Multimodal transportation recommendations included in the Thoroughfare Master Plan, Greenway Master Plan, and Capital Improvement Plan build connectivity and access for all ages and abilities.

The Greenway Master Plan provides “wheel and spoke” connectivity to tie all Activity Centers to the heart of the community, the Downtown, and to the region through the Rock Island Trail which will connect to the Katy Trail across Missouri in the future.

Access to transit is limited currently.

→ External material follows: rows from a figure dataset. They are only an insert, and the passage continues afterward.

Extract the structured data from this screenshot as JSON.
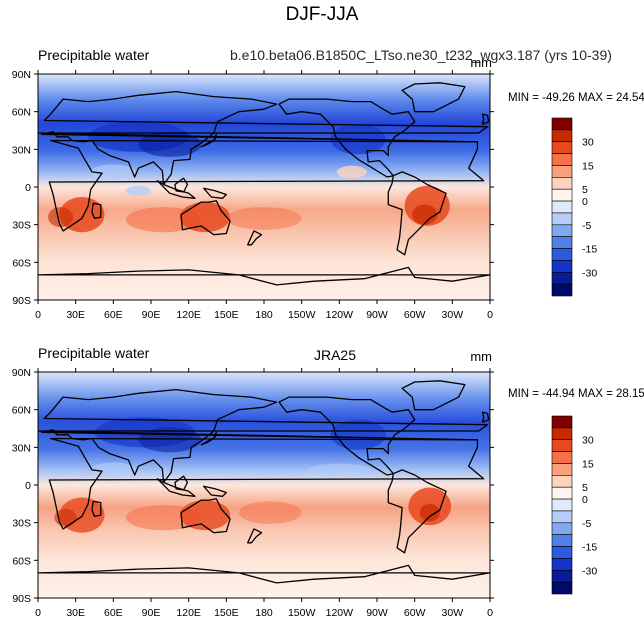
{
  "title": "DJF-JJA",
  "chart_data": [
    {
      "type": "heatmap",
      "subtype": "global contour map",
      "left_title": "Precipitable water",
      "center_title": "b.e10.beta06.B1850C_LTso.ne30_t232_wgx3.187 (yrs 10-39)",
      "units": "mm",
      "min_max_text": "MIN = -49.26 MAX =  24.54",
      "min": -49.26,
      "max": 24.54,
      "x_ticks": [
        "0",
        "30E",
        "60E",
        "90E",
        "120E",
        "150E",
        "180",
        "150W",
        "120W",
        "90W",
        "60W",
        "30W",
        "0"
      ],
      "y_ticks": [
        "90N",
        "60N",
        "30N",
        "0",
        "30S",
        "60S",
        "90S"
      ],
      "xlim": [
        0,
        360
      ],
      "ylim": [
        -90,
        90
      ]
    },
    {
      "type": "heatmap",
      "subtype": "global contour map",
      "left_title": "Precipitable water",
      "center_title": "JRA25",
      "units": "mm",
      "min_max_text": "MIN = -44.94 MAX = 28.15",
      "min": -44.94,
      "max": 28.15,
      "x_ticks": [
        "0",
        "30E",
        "60E",
        "90E",
        "120E",
        "150E",
        "180",
        "150W",
        "120W",
        "90W",
        "60W",
        "30W",
        "0"
      ],
      "y_ticks": [
        "90N",
        "60N",
        "30N",
        "0",
        "30S",
        "60S",
        "90S"
      ],
      "xlim": [
        0,
        360
      ],
      "ylim": [
        -90,
        90
      ]
    }
  ],
  "colorbar": {
    "labels": [
      "30",
      "15",
      "5",
      "0",
      "-5",
      "-15",
      "-30"
    ],
    "colors": [
      "#7f0000",
      "#c62a00",
      "#e8491e",
      "#f5714a",
      "#f9a17d",
      "#fcd3bd",
      "#fff5ee",
      "#dfeaff",
      "#b5cdf8",
      "#80a8f0",
      "#4f7fe8",
      "#2a5be0",
      "#1535c8",
      "#081c9a",
      "#000a6c"
    ]
  }
}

New development and redevelopment should be designed to accommodate current and future transportation technologies to provide choice and connectivity.

Wheel and Spoke Connectivity Map Small

Conserve resources for future generations (↑ Top)

Water Quality

Lee’s Summit got its name because it is at the top of many watersheds and is surrounded by water bodies used for recreation. Any body of water may reasonably be expected to contain some contaminants. The types of contaminants depend on many factors and can originate from a wide range of sources. Water quality is measured by a set of criteria established under the Clean Water Act (CWA) regulations, which are enforced by the state of Missouri. The state’s water quality criteria established by the Missouri Department of Natural Resources (MDNR) includes chemical, physical, and biological properties that are necessary to protect the beneficial uses of a water body. Waterways not meeting the water quality criteria are deemed ‘impaired’ by MDNR. Big Creek is the only stream within Lee’s Summit on the impaired waters list of MDNR.

Air Quality

The primary reason to improve air quality is to achieve better health outcomes, such as reduced instances of bronchitis, asthma, and premature mortality. Improving air quality has its costs, including the capital and operation and maintenance costs to businesses that are required to install pollution control equipment, as well as the costs of regulations related to improved fuel economy. Air quality is important to the quality of life but also influences business and residential location decisions impacting growth. The Kansas City region is currently in attainment of air quality regulations.

Open Space

Protect natural green infrastructure, providing places for recreation, preserving important environmental and ecological functions, sustaining wildlife corridors and enhancing quality of life.